W okładce, wznowionej w grudniu powieści Moniki Sawickiej, nie sposób się nie zakochać – to bowiem istne, marketingowe mistrzostwo świata. Na szczęście, w tym przypadku, wrażenie spotęgowane okładką idzie w parze z treścią książki, która może stać się zarówno lekkim czytadłem na leniwe popołudnie, jak i utworem skłaniającym do głębokich przemyśleń, do swoistego rachunku sumienia. Jak bowiem pokazuje Monika Sawicka na przykładzie zaborczej Natalii, zbyt często ulegamy pokusie swoistego zagarniania przestrzeni życiowej osób nam bliskich. I co najgorsze – nie dostrzegamy tej zaborczości aż do momentu, gdy jest już za późno. Bohaterka bowiem początkowo nie potrafi przeżyć nawet jednej godziny bez myśli o ukochanym, bez telefonu do niego, bez rozmowy - i dopiero uświadamiając sobie ten fakt, stwierdza, iż nie jest to zdrowe dla jej umysłu i komfortu drugiej połówki.
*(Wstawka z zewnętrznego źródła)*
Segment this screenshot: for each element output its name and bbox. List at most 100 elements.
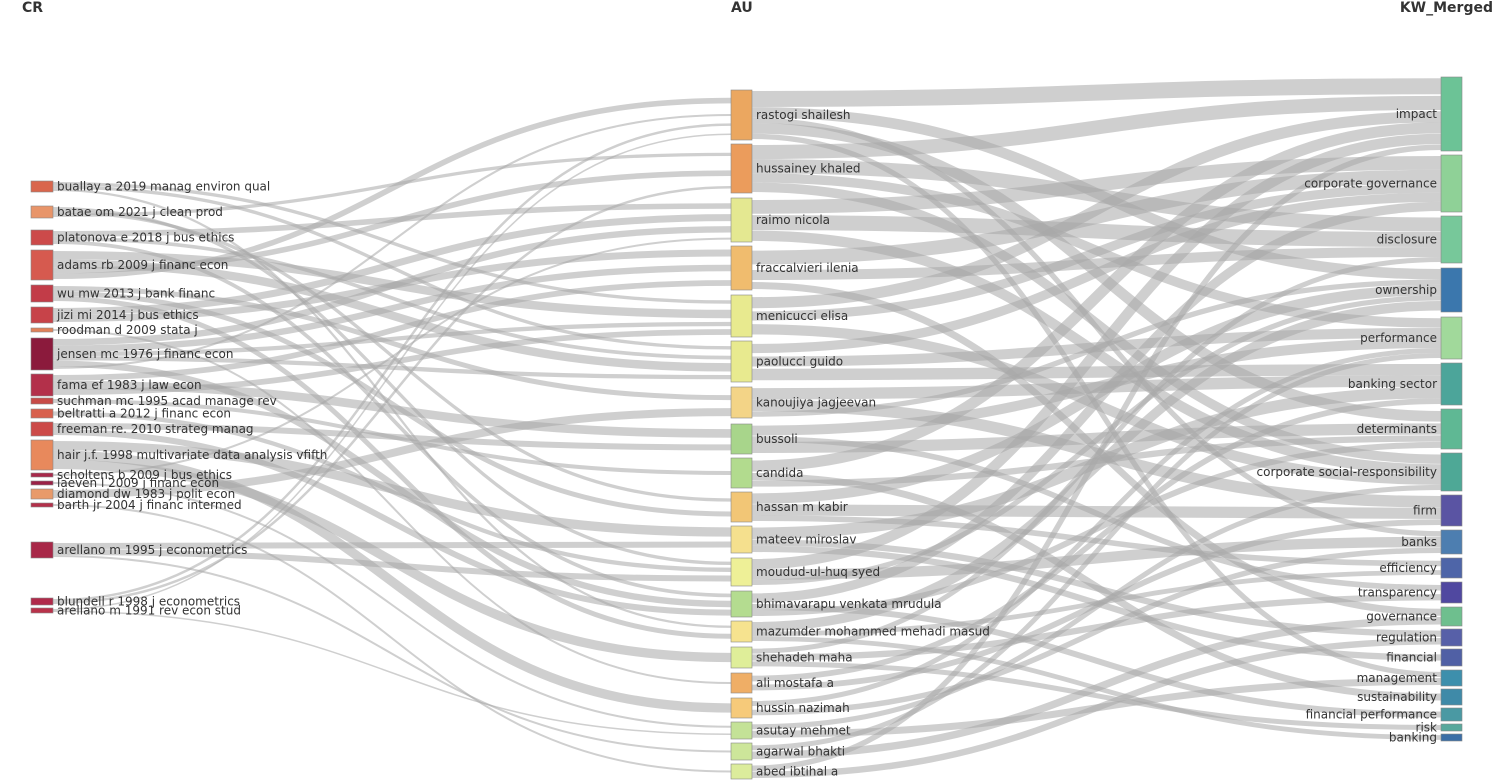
kw-node-11[interactable] — [1440, 581, 1463, 604]
au-node-11[interactable] — [730, 557, 753, 587]
au-node-19[interactable] — [730, 763, 753, 780]
cr-au-link-23 — [52, 360, 732, 608]
cr-au-link-22 — [52, 356, 732, 380]
au-kw-link-30 — [751, 284, 1442, 504]
cr-node-16[interactable] — [30, 502, 54, 508]
kw-label-19: banking — [1389, 731, 1437, 745]
cr-au-link-13 — [52, 286, 732, 401]
kw-node-15[interactable] — [1440, 669, 1463, 687]
kw-node-9[interactable] — [1440, 529, 1463, 555]
cr-node-17[interactable] — [30, 541, 54, 559]
kw-node-12[interactable] — [1440, 606, 1463, 627]
kw-node-3[interactable] — [1440, 267, 1463, 313]
cr-au-link-5 — [52, 152, 732, 217]
au-label-14: shehadeh maha — [756, 651, 853, 665]
au-node-4[interactable] — [730, 294, 753, 338]
cr-node-6[interactable] — [30, 327, 54, 333]
au-node-16[interactable] — [730, 697, 753, 719]
cr-label-14: laeven l 2009 j financ econ — [57, 476, 219, 490]
cr-label-6: roodman d 2009 stata j — [57, 323, 198, 337]
kw-node-10[interactable] — [1440, 557, 1463, 579]
au-label-19: abed ibtihal a — [756, 765, 838, 779]
au-label-11: moudud-ul-huq syed — [756, 565, 880, 579]
au-node-10[interactable] — [730, 525, 753, 554]
cr-au-link-45 — [52, 610, 732, 735]
kw-node-2[interactable] — [1440, 215, 1463, 264]
cr-node-0[interactable] — [30, 180, 54, 193]
kw-node-19[interactable] — [1440, 733, 1463, 742]
kw-node-18[interactable] — [1440, 723, 1463, 732]
kw-node-0[interactable] — [1440, 76, 1463, 152]
kw-node-1[interactable] — [1440, 154, 1463, 213]
cr-node-1[interactable] — [30, 205, 54, 219]
au-node-12[interactable] — [730, 590, 753, 618]
cr-node-14[interactable] — [30, 480, 54, 486]
cr-node-8[interactable] — [30, 373, 54, 397]
au-kw-link-39 — [751, 201, 1442, 603]
kw-node-4[interactable] — [1440, 316, 1463, 360]
cr-node-10[interactable] — [30, 408, 54, 419]
au-node-17[interactable] — [730, 721, 753, 740]
kw-node-13[interactable] — [1440, 628, 1463, 647]
cr-au-link-40 — [52, 549, 732, 582]
au-node-9[interactable] — [730, 491, 753, 523]
cr-label-1: batae om 2021 j clean prod — [57, 205, 223, 219]
kw-label-3: ownership — [1375, 283, 1437, 297]
kw-node-17[interactable] — [1440, 707, 1463, 722]
cr-node-9[interactable] — [30, 397, 54, 405]
cr-node-2[interactable] — [30, 229, 54, 246]
cr-label-4: wu mw 2013 j bank financ — [57, 287, 215, 301]
cr-node-5[interactable] — [30, 306, 54, 324]
au-label-12: bhimavarapu venkata mrudula — [756, 597, 942, 611]
cr-node-12[interactable] — [30, 439, 54, 471]
cr-node-7[interactable] — [30, 337, 54, 371]
kw-label-9: banks — [1401, 535, 1437, 549]
cr-au-link-16 — [52, 214, 732, 315]
au-label-5: paolucci guido — [756, 355, 843, 369]
cr-node-3[interactable] — [30, 249, 54, 281]
cr-au-link-12 — [52, 97, 732, 279]
kw-label-18: risk — [1416, 721, 1438, 735]
cr-node-19[interactable] — [30, 607, 54, 614]
kw-label-10: efficiency — [1379, 561, 1437, 575]
au-kw-link-57 — [751, 638, 1442, 778]
cr-label-16: barth jr 2004 j financ intermed — [57, 498, 242, 512]
kw-label-4: performance — [1360, 331, 1437, 345]
cr-node-11[interactable] — [30, 421, 54, 437]
au-kw-link-36 — [751, 133, 1442, 570]
au-node-8[interactable] — [730, 457, 753, 489]
cr-au-link-34 — [52, 459, 732, 663]
au-node-2[interactable] — [730, 197, 753, 243]
au-kw-link-0 — [751, 78, 1442, 107]
au-node-6[interactable] — [730, 386, 753, 419]
au-label-4: menicucci elisa — [756, 309, 848, 323]
kw-node-14[interactable] — [1440, 648, 1463, 667]
au-node-5[interactable] — [730, 340, 753, 383]
au-node-13[interactable] — [730, 620, 753, 643]
cr-label-17: arellano m 1995 j econometrics — [57, 543, 247, 557]
cr-node-4[interactable] — [30, 284, 54, 303]
au-node-1[interactable] — [730, 143, 753, 194]
kw-node-7[interactable] — [1440, 452, 1463, 492]
au-label-8: candida — [756, 466, 803, 480]
cr-au-link-35 — [52, 237, 732, 476]
au-node-3[interactable] — [730, 245, 753, 291]
au-kw-link-55 — [751, 617, 1442, 759]
kw-node-8[interactable] — [1440, 494, 1463, 527]
au-node-14[interactable] — [730, 646, 753, 669]
kw-node-5[interactable] — [1440, 362, 1463, 406]
cr-node-15[interactable] — [30, 488, 54, 500]
au-node-7[interactable] — [730, 423, 753, 455]
kw-node-16[interactable] — [1440, 688, 1463, 706]
au-node-18[interactable] — [730, 742, 753, 761]
au-label-6: kanoujiya jagjeevan — [756, 396, 876, 410]
kw-label-16: sustainability — [1357, 690, 1437, 704]
kw-node-6[interactable] — [1440, 408, 1463, 450]
cr-au-link-33 — [52, 450, 732, 713]
au-node-15[interactable] — [730, 672, 753, 694]
kw-label-14: financial — [1386, 651, 1437, 665]
cr-node-13[interactable] — [30, 472, 54, 478]
au-node-0[interactable] — [730, 89, 753, 141]
kw-label-15: management — [1357, 671, 1438, 685]
cr-node-18[interactable] — [30, 597, 54, 606]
Myślę, że wiele czytelniczek historia Natalii skłoni do wewnętrznych przemyśleń oraz do analizy własnego zachowania. Mnie skłoniła i to dość głęboko.
"Mimo wszystko" to jak wskazuje tytuł, mimo wszystko bardzo optymistyczna lektura, bowiem Monika Sawicka udowadnia, że człowiek nigdy do końca nie zna swoich możliwości dopóki nie zajdzie potrzeba ich użycia. Natalia bowiem w ciągu jedynie dziesięciu dni odkrywa w sobie pokłady niezliczonej energii, która odpowiednio wykorzystana, pomaga także innym. To optymistyczna lektura bo ukazująca także siłę przyjaźni oraz to, że warto pomagać innym, a dobro wróci do nas ze zdwojoną siłą. Optymistyczna, bo napisana z wielkim poczuciem humoru, potrafiąca rozbawić do łez. Krótka, mająca zaledwie trochę ponad dwieście stron, napisanych dość dużą czcionką.
Monika Sawicka wplata w nieco banalną fabułę swojego dzieła, wiersze Rafała Wojaczka, wprowadzając tym samym nieco psychodelizmu w całą tę historię i równocześnie zaskakując w ten sposób czytelnika. "Mimo wszystko" to książka w swej banalności niebanalna. Polecam.